OVERALL TREATMENT TIME
Several retrospective series consistently show an association between prolongation of overall treatment time of RT and a reduction in local control and survival.61,62 The nonrandomized nature of these studies prohibits concluding a causative relationship with certainty, but these findings are likely the result of accelerated repopulation of tumor clonogens during treatment breaks. These results have not been verified in a randomized trial, in part due to an absence of equipoise, and most reports predate the widespread use of chemoradiotherapy. However, overall treatment time seems to be one of the most powerful predictors of the outcome and should be a key driver in the design of the treatment paradigm. Unfortunately, survey data suggest this goal is often not met in clinical practice.13
An in-depth discussion of the role of postoperative RT or chemoradiotherapy can be found in the ACR Appropriateness Criteria® for “Role of adjuvant therapy in the management of early stage cervical cancer.”24
The majority of the panel supported performing cervical cytology and physical examination every 3 to 6 months for the first 5 years and then annually.

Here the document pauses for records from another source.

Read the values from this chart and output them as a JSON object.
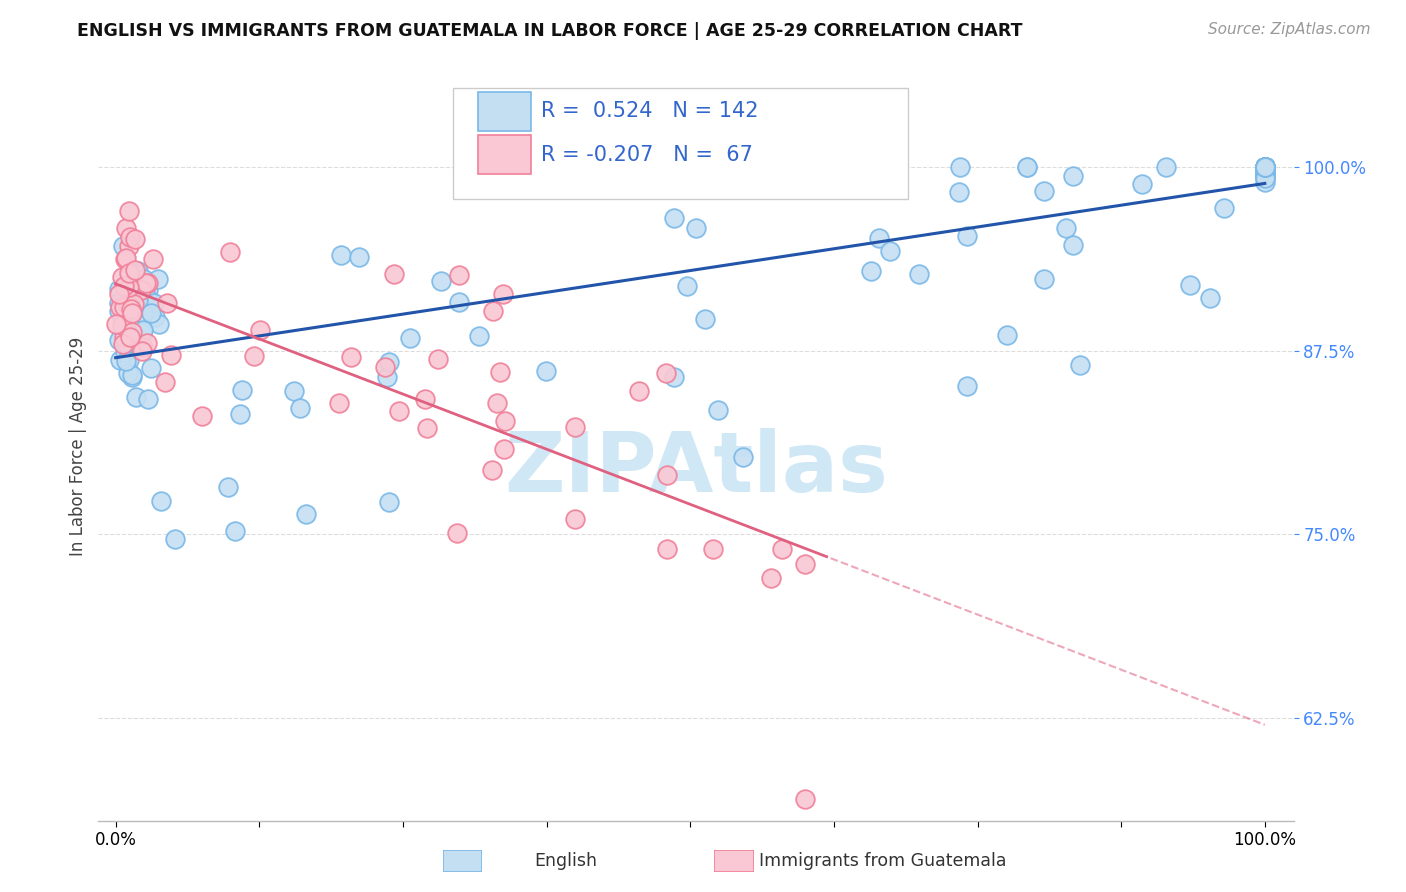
{
  "title": "ENGLISH VS IMMIGRANTS FROM GUATEMALA IN LABOR FORCE | AGE 25-29 CORRELATION CHART",
  "source": "Source: ZipAtlas.com",
  "ylabel": "In Labor Force | Age 25-29",
  "watermark": "ZIPAtlas",
  "legend_r_english": "0.524",
  "legend_n_english": "142",
  "legend_r_guatemala": "-0.207",
  "legend_n_guatemala": "67",
  "blue_marker_face": "#c5dff2",
  "blue_marker_edge": "#7ab8e8",
  "pink_marker_face": "#f9c8d4",
  "pink_marker_edge": "#f08099",
  "blue_line_color": "#2255aa",
  "pink_line_color": "#e06080",
  "ytick_color": "#4488ff",
  "title_color": "#111111",
  "source_color": "#999999",
  "watermark_color": "#d0e8f5",
  "grid_color": "#dddddd",
  "bottom_legend_color": "#333333"
}
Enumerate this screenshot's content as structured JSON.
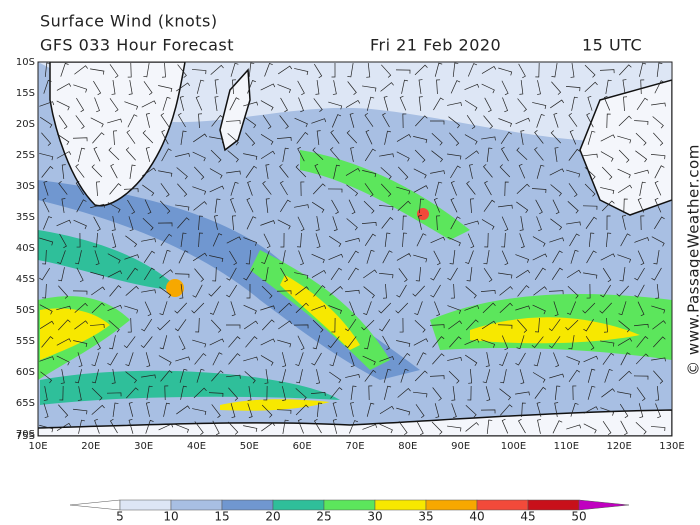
{
  "header": {
    "title": "Surface Wind (knots)",
    "forecast": "GFS 033 Hour Forecast",
    "date": "Fri 21 Feb 2020",
    "time": "15 UTC"
  },
  "watermark": "© www.PassageWeather.com",
  "latitudes": [
    "10S",
    "15S",
    "20S",
    "25S",
    "30S",
    "35S",
    "40S",
    "45S",
    "50S",
    "55S",
    "60S",
    "65S",
    "70S",
    "75S"
  ],
  "longitudes": [
    "10E",
    "20E",
    "30E",
    "40E",
    "50E",
    "60E",
    "70E",
    "80E",
    "90E",
    "100E",
    "110E",
    "120E",
    "130E"
  ],
  "colorbar": {
    "labels": [
      5,
      10,
      15,
      20,
      25,
      30,
      35,
      40,
      45,
      50
    ],
    "colors": [
      "#ffffff",
      "#dde6f5",
      "#a8bfe3",
      "#7097d0",
      "#2fbf9a",
      "#5ce65c",
      "#f7e800",
      "#f7a800",
      "#f24a3a",
      "#c8101a",
      "#c000c0"
    ]
  }
}
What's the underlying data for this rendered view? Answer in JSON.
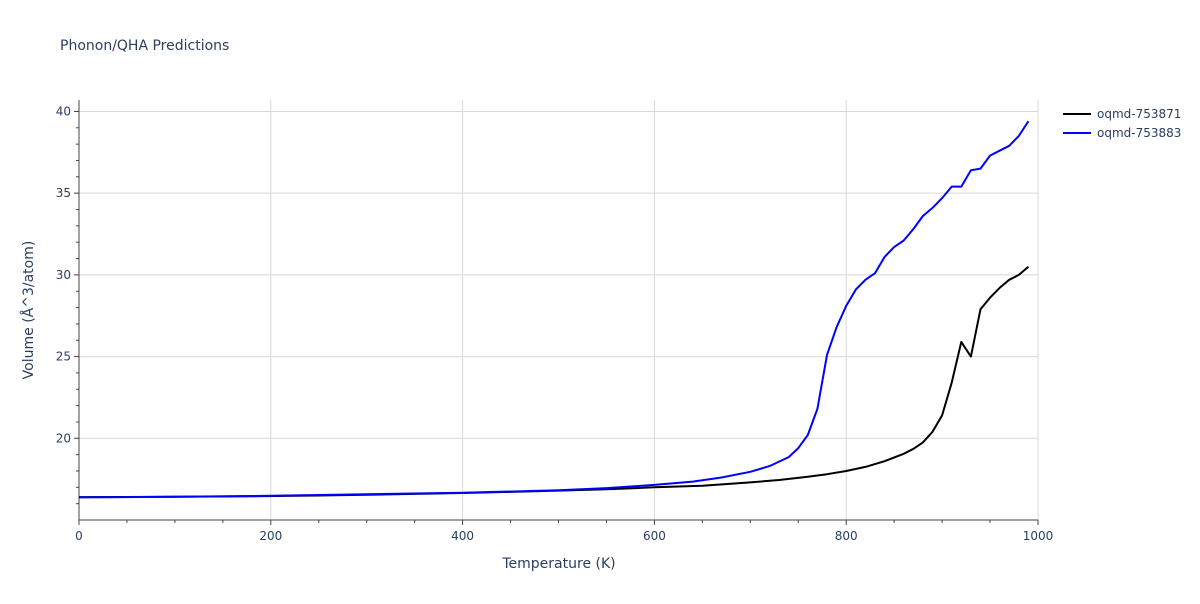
{
  "chart_data": {
    "type": "line",
    "title": "Phonon/QHA Predictions",
    "xlabel": "Temperature (K)",
    "ylabel": "Volume (Å^3/atom)",
    "xlim": [
      0,
      1000
    ],
    "ylim": [
      15,
      40.7
    ],
    "x_ticks": [
      0,
      200,
      400,
      600,
      800,
      1000
    ],
    "y_ticks": [
      20,
      25,
      30,
      35,
      40
    ],
    "grid": true,
    "legend_position": "top-right",
    "series": [
      {
        "name": "oqmd-753871",
        "color": "#000000",
        "x": [
          0,
          100,
          180,
          250,
          300,
          350,
          400,
          450,
          500,
          550,
          600,
          650,
          700,
          730,
          760,
          780,
          800,
          820,
          840,
          860,
          870,
          880,
          890,
          900,
          910,
          920,
          930,
          940,
          950,
          960,
          970,
          980,
          990
        ],
        "y": [
          16.4,
          16.42,
          16.45,
          16.5,
          16.55,
          16.6,
          16.65,
          16.72,
          16.8,
          16.88,
          17.0,
          17.1,
          17.3,
          17.45,
          17.65,
          17.8,
          18.0,
          18.25,
          18.6,
          19.05,
          19.35,
          19.75,
          20.4,
          21.4,
          23.4,
          25.9,
          25.0,
          27.9,
          28.6,
          29.2,
          29.7,
          30.0,
          30.5
        ]
      },
      {
        "name": "oqmd-753883",
        "color": "#0000ff",
        "x": [
          0,
          100,
          200,
          300,
          400,
          500,
          550,
          600,
          640,
          670,
          700,
          720,
          740,
          750,
          760,
          770,
          780,
          790,
          800,
          810,
          820,
          830,
          840,
          850,
          860,
          870,
          880,
          890,
          900,
          910,
          920,
          930,
          940,
          950,
          960,
          970,
          980,
          990
        ],
        "y": [
          16.38,
          16.42,
          16.48,
          16.57,
          16.67,
          16.82,
          16.95,
          17.15,
          17.35,
          17.6,
          17.95,
          18.3,
          18.85,
          19.4,
          20.2,
          21.8,
          25.1,
          26.8,
          28.1,
          29.1,
          29.7,
          30.1,
          31.1,
          31.7,
          32.1,
          32.8,
          33.6,
          34.1,
          34.7,
          35.4,
          35.4,
          36.4,
          36.5,
          37.3,
          37.6,
          37.9,
          38.5,
          39.4
        ]
      }
    ]
  }
}
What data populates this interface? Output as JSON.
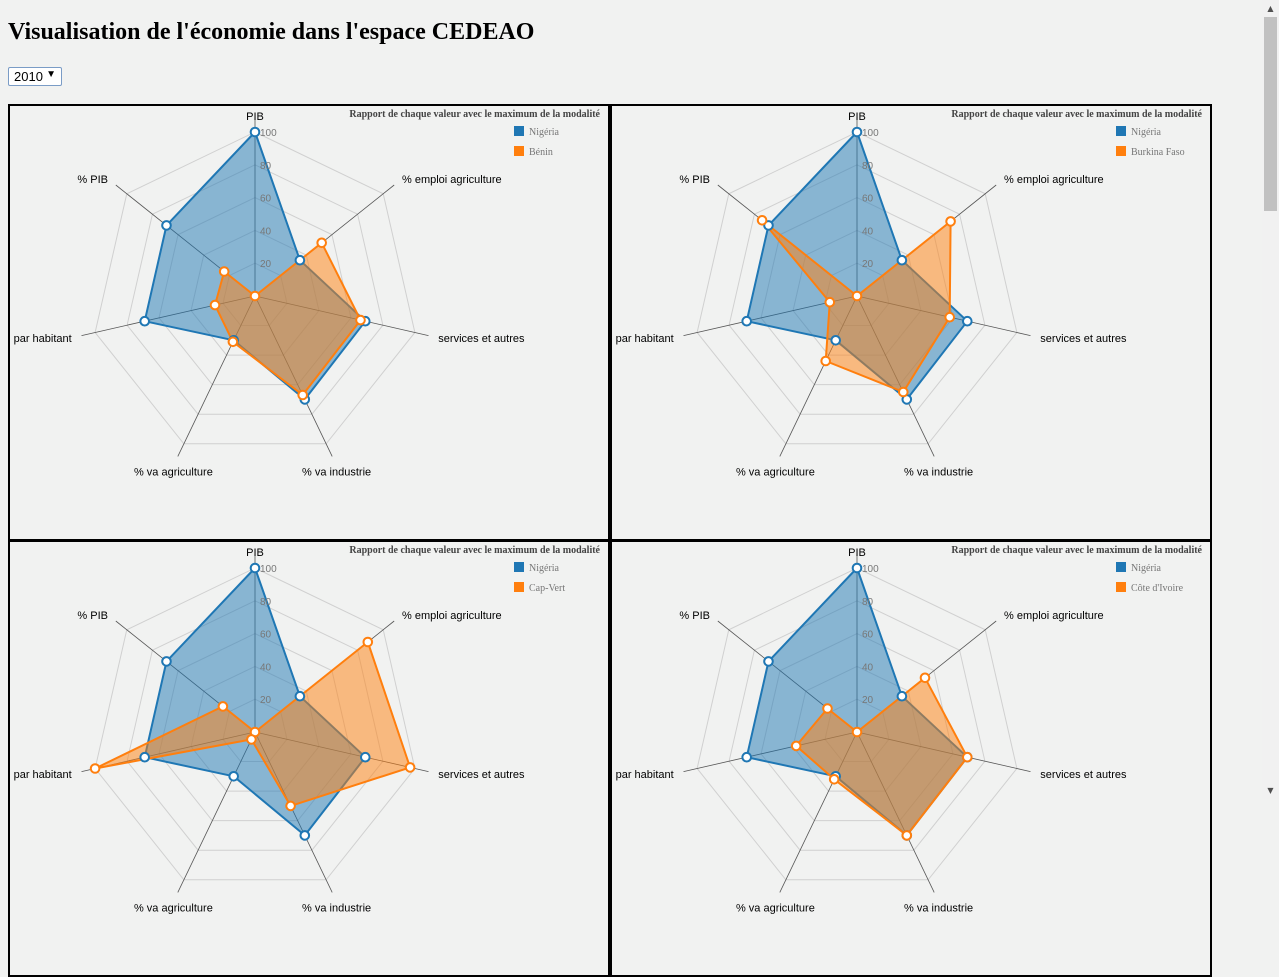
{
  "title": "Visualisation de l'économie dans l'espace CEDEAO",
  "year_select": {
    "value": "2010",
    "arrow": "▼"
  },
  "colors": {
    "base": "#1f77b4",
    "compare": "#ff7f0e",
    "grid": "#d0d0d0",
    "axis": "#555555"
  },
  "chart_data": [
    {
      "type": "radar",
      "title": "Rapport de chaque valeur avec le maximum de la modalité",
      "axes": [
        "PIB",
        "% emploi agriculture",
        "services et autres",
        "% va industrie",
        "% va agriculture",
        "PIB par habitant",
        "% PIB"
      ],
      "ticks": [
        "20",
        "40",
        "60",
        "80",
        "100"
      ],
      "rmax": 100,
      "legend_position": "top-right",
      "series": [
        {
          "name": "Nigéria",
          "values": [
            100,
            35,
            69,
            70,
            30,
            69,
            69
          ]
        },
        {
          "name": "Bénin",
          "values": [
            0,
            52,
            66,
            67,
            31,
            25,
            24
          ]
        }
      ]
    },
    {
      "type": "radar",
      "title": "Rapport de chaque valeur avec le maximum de la modalité",
      "axes": [
        "PIB",
        "% emploi agriculture",
        "services et autres",
        "% va industrie",
        "% va agriculture",
        "PIB par habitant",
        "% PIB"
      ],
      "ticks": [
        "20",
        "40",
        "60",
        "80",
        "100"
      ],
      "rmax": 100,
      "legend_position": "top-right",
      "series": [
        {
          "name": "Nigéria",
          "values": [
            100,
            35,
            69,
            70,
            30,
            69,
            69
          ]
        },
        {
          "name": "Burkina Faso",
          "values": [
            0,
            73,
            58,
            65,
            44,
            17,
            74
          ]
        }
      ]
    },
    {
      "type": "radar",
      "title": "Rapport de chaque valeur avec le maximum de la modalité",
      "axes": [
        "PIB",
        "% emploi agriculture",
        "services et autres",
        "% va industrie",
        "% va agriculture",
        "PIB par habitant",
        "% PIB"
      ],
      "ticks": [
        "20",
        "40",
        "60",
        "80",
        "100"
      ],
      "rmax": 100,
      "legend_position": "top-right",
      "series": [
        {
          "name": "Nigéria",
          "values": [
            100,
            35,
            69,
            70,
            30,
            69,
            69
          ]
        },
        {
          "name": "Cap-Vert",
          "values": [
            0,
            88,
            97,
            50,
            5,
            100,
            25
          ]
        }
      ]
    },
    {
      "type": "radar",
      "title": "Rapport de chaque valeur avec le maximum de la modalité",
      "axes": [
        "PIB",
        "% emploi agriculture",
        "services et autres",
        "% va industrie",
        "% va agriculture",
        "PIB par habitant",
        "% PIB"
      ],
      "ticks": [
        "20",
        "40",
        "60",
        "80",
        "100"
      ],
      "rmax": 100,
      "legend_position": "top-right",
      "series": [
        {
          "name": "Nigéria",
          "values": [
            100,
            35,
            69,
            70,
            30,
            69,
            69
          ]
        },
        {
          "name": "Côte d'Ivoire",
          "values": [
            0,
            53,
            69,
            70,
            32,
            38,
            23
          ]
        }
      ]
    }
  ]
}
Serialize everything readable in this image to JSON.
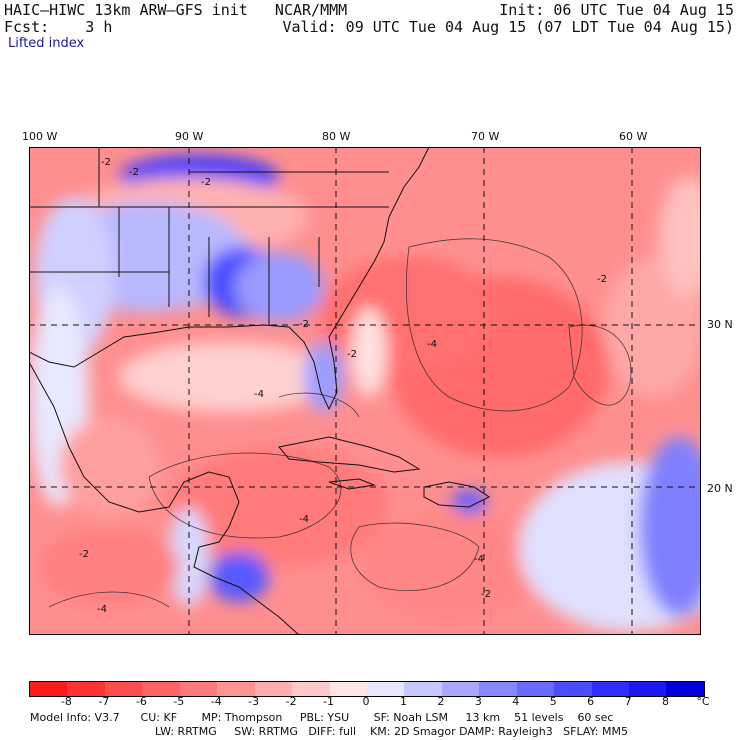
{
  "header": {
    "model_title": "HAIC–HIWC 13km ARW–GFS init   NCAR/MMM",
    "init_time": "Init: 06 UTC Tue 04 Aug 15",
    "forecast": "Fcst:    3 h",
    "valid_time": "Valid: 09 UTC Tue 04 Aug 15 (07 LDT Tue 04 Aug 15)",
    "field_name": "Lifted index"
  },
  "map": {
    "longitude_labels": [
      "100 W",
      "90 W",
      "80 W",
      "70 W",
      "60 W"
    ],
    "latitude_labels": [
      "30 N",
      "20 N"
    ],
    "contour_labels": [
      "-2",
      "-2",
      "-2",
      "-2",
      "-2",
      "-4",
      "-4",
      "-4",
      "-2",
      "-2",
      "-4",
      "-4",
      "-2"
    ]
  },
  "colorbar": {
    "tick_labels": [
      "-8",
      "-7",
      "-6",
      "-5",
      "-4",
      "-3",
      "-2",
      "-1",
      "0",
      "1",
      "2",
      "3",
      "4",
      "5",
      "6",
      "7",
      "8"
    ],
    "unit": "°C",
    "colors": [
      "#ff1a1a",
      "#ff3535",
      "#ff4d4d",
      "#ff6464",
      "#ff7a7a",
      "#ff9494",
      "#ffadad",
      "#ffc8c8",
      "#ffe6e6",
      "#e6e6ff",
      "#c8c8ff",
      "#a8a8ff",
      "#8888ff",
      "#6a6aff",
      "#4c4cff",
      "#2e2eff",
      "#1a1aee",
      "#0000dd"
    ]
  },
  "model_info": {
    "line1": "Model Info: V3.7      CU: KF       MP: Thompson     PBL: YSU       SF: Noah LSM     13 km    51 levels    60 sec",
    "line2": "LW: RRTMG     SW: RRTMG   DIFF: full    KM: 2D Smagor DAMP: Rayleigh3   SFLAY: MM5"
  }
}
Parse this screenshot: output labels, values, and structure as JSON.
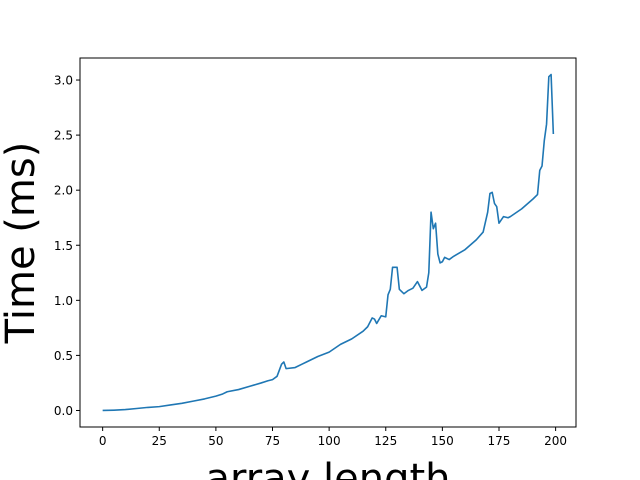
{
  "chart_data": {
    "type": "line",
    "title": "",
    "xlabel": "array length",
    "ylabel": "Time (ms)",
    "xlim": [
      -10,
      209
    ],
    "ylim": [
      -0.15,
      3.2
    ],
    "xticks": [
      0,
      25,
      50,
      75,
      100,
      125,
      150,
      175,
      200
    ],
    "xtick_labels": [
      "0",
      "25",
      "50",
      "75",
      "100",
      "125",
      "150",
      "175",
      "200"
    ],
    "yticks": [
      0.0,
      0.5,
      1.0,
      1.5,
      2.0,
      2.5,
      3.0
    ],
    "ytick_labels": [
      "0.0",
      "0.5",
      "1.0",
      "1.5",
      "2.0",
      "2.5",
      "3.0"
    ],
    "grid": false,
    "line_color": "#1f77b4",
    "series": [
      {
        "points": [
          [
            0,
            0.0
          ],
          [
            5,
            0.003
          ],
          [
            10,
            0.008
          ],
          [
            15,
            0.018
          ],
          [
            20,
            0.028
          ],
          [
            25,
            0.035
          ],
          [
            30,
            0.05
          ],
          [
            35,
            0.065
          ],
          [
            40,
            0.085
          ],
          [
            45,
            0.105
          ],
          [
            50,
            0.13
          ],
          [
            53,
            0.15
          ],
          [
            55,
            0.17
          ],
          [
            60,
            0.19
          ],
          [
            65,
            0.22
          ],
          [
            70,
            0.25
          ],
          [
            73,
            0.27
          ],
          [
            75,
            0.28
          ],
          [
            77,
            0.31
          ],
          [
            79,
            0.42
          ],
          [
            80,
            0.44
          ],
          [
            81,
            0.38
          ],
          [
            85,
            0.39
          ],
          [
            88,
            0.42
          ],
          [
            90,
            0.44
          ],
          [
            95,
            0.49
          ],
          [
            100,
            0.53
          ],
          [
            105,
            0.6
          ],
          [
            110,
            0.65
          ],
          [
            115,
            0.72
          ],
          [
            117,
            0.76
          ],
          [
            119,
            0.84
          ],
          [
            120,
            0.83
          ],
          [
            121,
            0.79
          ],
          [
            123,
            0.86
          ],
          [
            125,
            0.85
          ],
          [
            126,
            1.05
          ],
          [
            127,
            1.1
          ],
          [
            128,
            1.3
          ],
          [
            130,
            1.3
          ],
          [
            131,
            1.1
          ],
          [
            133,
            1.06
          ],
          [
            135,
            1.09
          ],
          [
            137,
            1.11
          ],
          [
            139,
            1.17
          ],
          [
            141,
            1.09
          ],
          [
            143,
            1.12
          ],
          [
            144,
            1.25
          ],
          [
            145,
            1.8
          ],
          [
            146,
            1.65
          ],
          [
            147,
            1.7
          ],
          [
            148,
            1.42
          ],
          [
            149,
            1.34
          ],
          [
            150,
            1.35
          ],
          [
            151,
            1.39
          ],
          [
            153,
            1.37
          ],
          [
            155,
            1.4
          ],
          [
            160,
            1.46
          ],
          [
            165,
            1.55
          ],
          [
            168,
            1.62
          ],
          [
            170,
            1.8
          ],
          [
            171,
            1.97
          ],
          [
            172,
            1.98
          ],
          [
            173,
            1.88
          ],
          [
            174,
            1.85
          ],
          [
            175,
            1.7
          ],
          [
            177,
            1.76
          ],
          [
            179,
            1.75
          ],
          [
            180,
            1.76
          ],
          [
            185,
            1.83
          ],
          [
            190,
            1.92
          ],
          [
            192,
            1.96
          ],
          [
            193,
            2.18
          ],
          [
            194,
            2.22
          ],
          [
            195,
            2.45
          ],
          [
            196,
            2.6
          ],
          [
            197,
            3.03
          ],
          [
            198,
            3.05
          ],
          [
            199,
            2.51
          ]
        ]
      }
    ]
  }
}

Chest radiograph is considered reasonable. Although its role is under investigation, a PET/CT at 3 months to evaluate the extent of residual disease is favored.46
Treatment for persistent or recurrent disease after definitive RT or chemoradiotherapy is challenging. Workup should include biopsy to prove the nature of the recurrence and staging examinations to rule out metastatic disease. If feasible, surgery presents the best option for cure; the type of surgery—radical hysterectomy versus exenteration—should be dictated by the extent of disease. Interstitial brachytherapy may be indicated, especially if the first course of RT was compromised due to prolongation of treatment course, marginal miss of tumor, inadequacy of dose, or suboptimal brachytherapy technique. Other options include systemic therapy such as chemotherapy and use of emerging biological agents.